Santana M. Padilla, 19, of Clinton, appeared Thursday in Clinton County District Court for sentencing for third-degree burglary, a Class D felony.
Assistant Clinton County Attorney Amanda Myers recommended the court grant Padilla a suspended sentence. Myers cited Padilla’s age and “relatively minor criminal history.” She stated most of the charges against Padilla have occurred over the past year. Myers recommended the court order Padilla to complete the Residential Corrections Facility program as a condition of probation, stating the program will help provide structure and allow Padilla to address substance abuse issues. Myers requested the court order Padilla to pay $500 in victim in restitution.
Defense attorney Judd Parker requested the court grant Padilla a deferred judgement and probation. Parker stated Padilla is working to correct mistakes she made during the past year. He said Padilla eventually wants to become a nurse and is hoping to work in a doctor’s office with children, which would be difficult with a felony on her record.
Padilla stated she was “sorry for what I’ve done.” She asked the court to grant her a deferred judgement to help her gain employment in the future.
“I’d like to move past this and do better,” Padilla said.

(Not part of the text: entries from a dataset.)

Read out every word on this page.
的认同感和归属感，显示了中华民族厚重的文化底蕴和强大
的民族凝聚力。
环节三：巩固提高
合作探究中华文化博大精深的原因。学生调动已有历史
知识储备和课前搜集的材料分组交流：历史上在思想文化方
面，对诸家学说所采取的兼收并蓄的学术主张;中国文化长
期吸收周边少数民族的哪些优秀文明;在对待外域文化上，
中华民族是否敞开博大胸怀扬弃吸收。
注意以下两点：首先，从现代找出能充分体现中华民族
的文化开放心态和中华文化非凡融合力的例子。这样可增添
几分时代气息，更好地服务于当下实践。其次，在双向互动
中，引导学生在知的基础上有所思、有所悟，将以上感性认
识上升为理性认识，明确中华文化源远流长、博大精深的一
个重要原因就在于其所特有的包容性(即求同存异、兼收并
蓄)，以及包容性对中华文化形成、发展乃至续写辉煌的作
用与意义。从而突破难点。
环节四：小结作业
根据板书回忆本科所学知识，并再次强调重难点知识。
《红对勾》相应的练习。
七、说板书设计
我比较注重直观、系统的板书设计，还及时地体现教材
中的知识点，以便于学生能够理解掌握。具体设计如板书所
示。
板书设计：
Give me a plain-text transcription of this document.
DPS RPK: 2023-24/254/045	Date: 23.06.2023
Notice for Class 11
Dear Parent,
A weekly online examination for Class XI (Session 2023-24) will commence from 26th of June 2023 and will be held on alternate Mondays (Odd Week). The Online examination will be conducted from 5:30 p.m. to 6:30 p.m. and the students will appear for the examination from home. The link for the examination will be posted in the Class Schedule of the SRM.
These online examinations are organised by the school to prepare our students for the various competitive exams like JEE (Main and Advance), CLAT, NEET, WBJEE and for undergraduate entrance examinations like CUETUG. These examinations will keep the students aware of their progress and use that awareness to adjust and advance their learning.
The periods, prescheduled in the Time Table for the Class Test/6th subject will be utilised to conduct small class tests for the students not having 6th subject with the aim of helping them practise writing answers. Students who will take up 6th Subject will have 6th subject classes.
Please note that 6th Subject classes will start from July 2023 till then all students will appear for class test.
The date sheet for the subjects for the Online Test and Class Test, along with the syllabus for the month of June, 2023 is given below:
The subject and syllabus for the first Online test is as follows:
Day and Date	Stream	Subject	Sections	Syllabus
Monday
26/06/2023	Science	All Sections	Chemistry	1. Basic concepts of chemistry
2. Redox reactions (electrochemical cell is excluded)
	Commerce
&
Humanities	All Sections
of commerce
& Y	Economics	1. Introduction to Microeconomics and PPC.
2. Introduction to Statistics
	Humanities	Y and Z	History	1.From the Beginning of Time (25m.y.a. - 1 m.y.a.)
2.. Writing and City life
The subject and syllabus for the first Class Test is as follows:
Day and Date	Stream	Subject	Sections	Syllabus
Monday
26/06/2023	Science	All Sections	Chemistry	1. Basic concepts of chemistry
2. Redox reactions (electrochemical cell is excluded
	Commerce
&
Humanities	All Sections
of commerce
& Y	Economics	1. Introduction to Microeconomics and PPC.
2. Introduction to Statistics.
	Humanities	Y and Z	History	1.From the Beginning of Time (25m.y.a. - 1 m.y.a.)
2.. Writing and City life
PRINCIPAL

District Court Judge Mary Howes granted the defense’s request for a deferred judgement, citing her age and lack of serious criminal history. She ordered Padilla to complete the RCF program as a condition of probation. Howes ordered Padilla to pay $500 in victim restitution. A $750 civil penalty was waived.
According to the affidavit, at 4:06 p.m. Sept. 3, 2016, officers were dispatched for a burglary in progress. The Clinton Law Center advised a white female crawled through the window to an apartment. Dispatch said the female had walked out the door and left on foot.
The affidavit states offices arrived on scene and made contact with a witness. The witness stated he knew the tenant in the apartment was out of town at an Iowa game. The witness said Padilla told him the tenant left the window unlocked for her. Padilla opened the window, crawled in, was in the apartment for approximately five minutes and then left. Padilla told a separate witness she and the tenant dated in the past and she still had belongings in the apartment. Padilla told the witness the tenant gave her permission to crawl through the window. Padilla left with a large purse. The officer observed that the screen to the window was still open. An officer entered the apartment, not knowing if anyone was inside, possibly hurt or if another suspect was inside. No one was located in the one-bedroom apartment.
The Clinton Law Center was able to call the tenant. The tenant told dispatch to ask the officers to secure the apartment. An officer was able to lock the window and contacted maintenance.
The affidavit states later that afternoon the tenant contacted an officer and reported a burglary to his residence. An officer on Sept. 4, 2016, called and talked to the tenant. The tenant stated he had been dating Padilla. The tenant said they separated and she moved out in February 2016 and she had no reason to enter the apartment. The tenant stated he never gave Padilla permission to enter the apartment. The tenant stated he had not talked to Padilla in months. The tenant completed a voluntary statement and reported jewelry and electronics were taken. The approximate value of the items was $1,610.